Atendimento domiciliar cresce ao combinar cuidado personalizado, eficiência e segurança fora do hospital
O modelo de atendimento domiciliar, conhecido como Home Care, tem deixado de ser uma alternativa pontual para se consolidar como uma das principais tendências na área da saúde. Impulsionado pelo envelhecimento da população, pelo aumento de doenças crônicas e pela busca por soluções mais eficientes fora do ambiente hospitalar, o cuidado em casa ganha espaço ao propor uma combinação que tem atraído pacientes, famílias e gestores: qualidade assistencial com humanização.
Na prática, o Home Care permite que pacientes em reabilitação, tratamento contínuo ou mesmo em condições mais delicadas recebam acompanhamento profissional sem precisar permanecer internados. Além de reduzir custos hospitalares e riscos de infecções, o modelo oferece um diferencial importante que é a possibilidade de cuidar do paciente em seu próprio ambiente, respeitando rotinas, vínculos e aspectos emocionais.
Com 21 anos de experiência na enfermagem, incluindo atuação em terapia intensiva, cardiologia e assistência domiciliar, a enfermeira especialista em gestão de cuidados Camila Pereira Santana destaca que o crescimento do setor está diretamente ligado à necessidade de um cuidado mais integral.
“O hospital é essencial em momentos críticos, mas o cuidado não termina ali. O Home Care surge justamente para dar continuidade ao tratamento com qualidade, olhando o paciente como um todo, dentro da realidade dele”, afirma.
Segundo ela, a experiência no atendimento domiciliar transforma a forma como o profissional de saúde enxerga o próprio papel. “Quando você entra na casa do paciente, entende melhor suas limitações, sua rotina e o apoio familiar que ele tem. Isso permite um cuidado mais personalizado e, muitas vezes, mais eficaz”, explica.
A humanização, frequentemente apontada como diferencial do modelo, não está apenas na proximidade com o paciente, mas também na forma como o cuidado é estruturado. Diferentemente do ambiente hospitalar, onde a dinâmica é mais acelerada e padronizada, o Home Care exige planejamento individualizado e acompanhamento contínuo.
“Humanizar não é só acolher, é organizar o cuidado de forma que ele realmente funcione para aquela pessoa. Isso envolve gestão, definição de protocolos, acompanhamento e ajustes constantes”, diz Camila.
Esse equilíbrio entre sensibilidade e organização é o que tem chamado a atenção de especialistas. Ao mesmo tempo em que valoriza o vínculo humano, o Home Care demanda alto nível de rigor técnico, especialmente na coordenação das equipes e na execução de procedimentos fora do ambiente hospitalar.
Para Camila, esse é um dos pontos mais desafiadores e mais promissores do modelo. “Existe uma ideia de que o cuidado domiciliar é mais simples, mas, na verdade, ele exige ainda mais responsabilidade. Você precisa garantir a mesma segurança de um hospital, só que em um ambiente completamente diferente”, observa.
A tendência também abre espaço para o empreendedorismo na enfermagem, já que muitos dos serviços de Home Care são estruturados e geridos por profissionais da área.

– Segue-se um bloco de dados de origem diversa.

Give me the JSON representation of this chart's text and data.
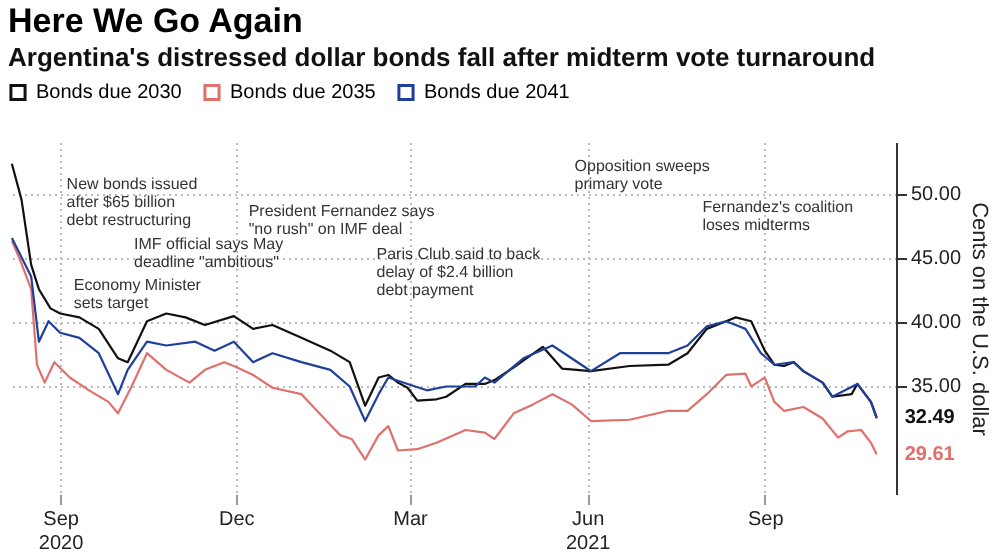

Esse movimento amplia o protagonismo do enfermeiro, que passa a atuar não apenas na assistência, mas também na organização e gestão do serviço.
Diante de um sistema de saúde cada vez mais pressionado por custos e demanda crescente, o avanço do Home Care aponta para um novo paradigma: cuidar melhor, com mais eficiência e sem renunciar à dimensão humana. Para profissionais como Camila, esse não é apenas um movimento de mercado, mas uma mudança na forma de entender o cuidado.
“O futuro da saúde passa por soluções que sejam sustentáveis, eficientes e, ao mesmo tempo, humanas. O Home Care mostra que isso é possível quando existe organização, preparo e compromisso com o paciente”, conclui.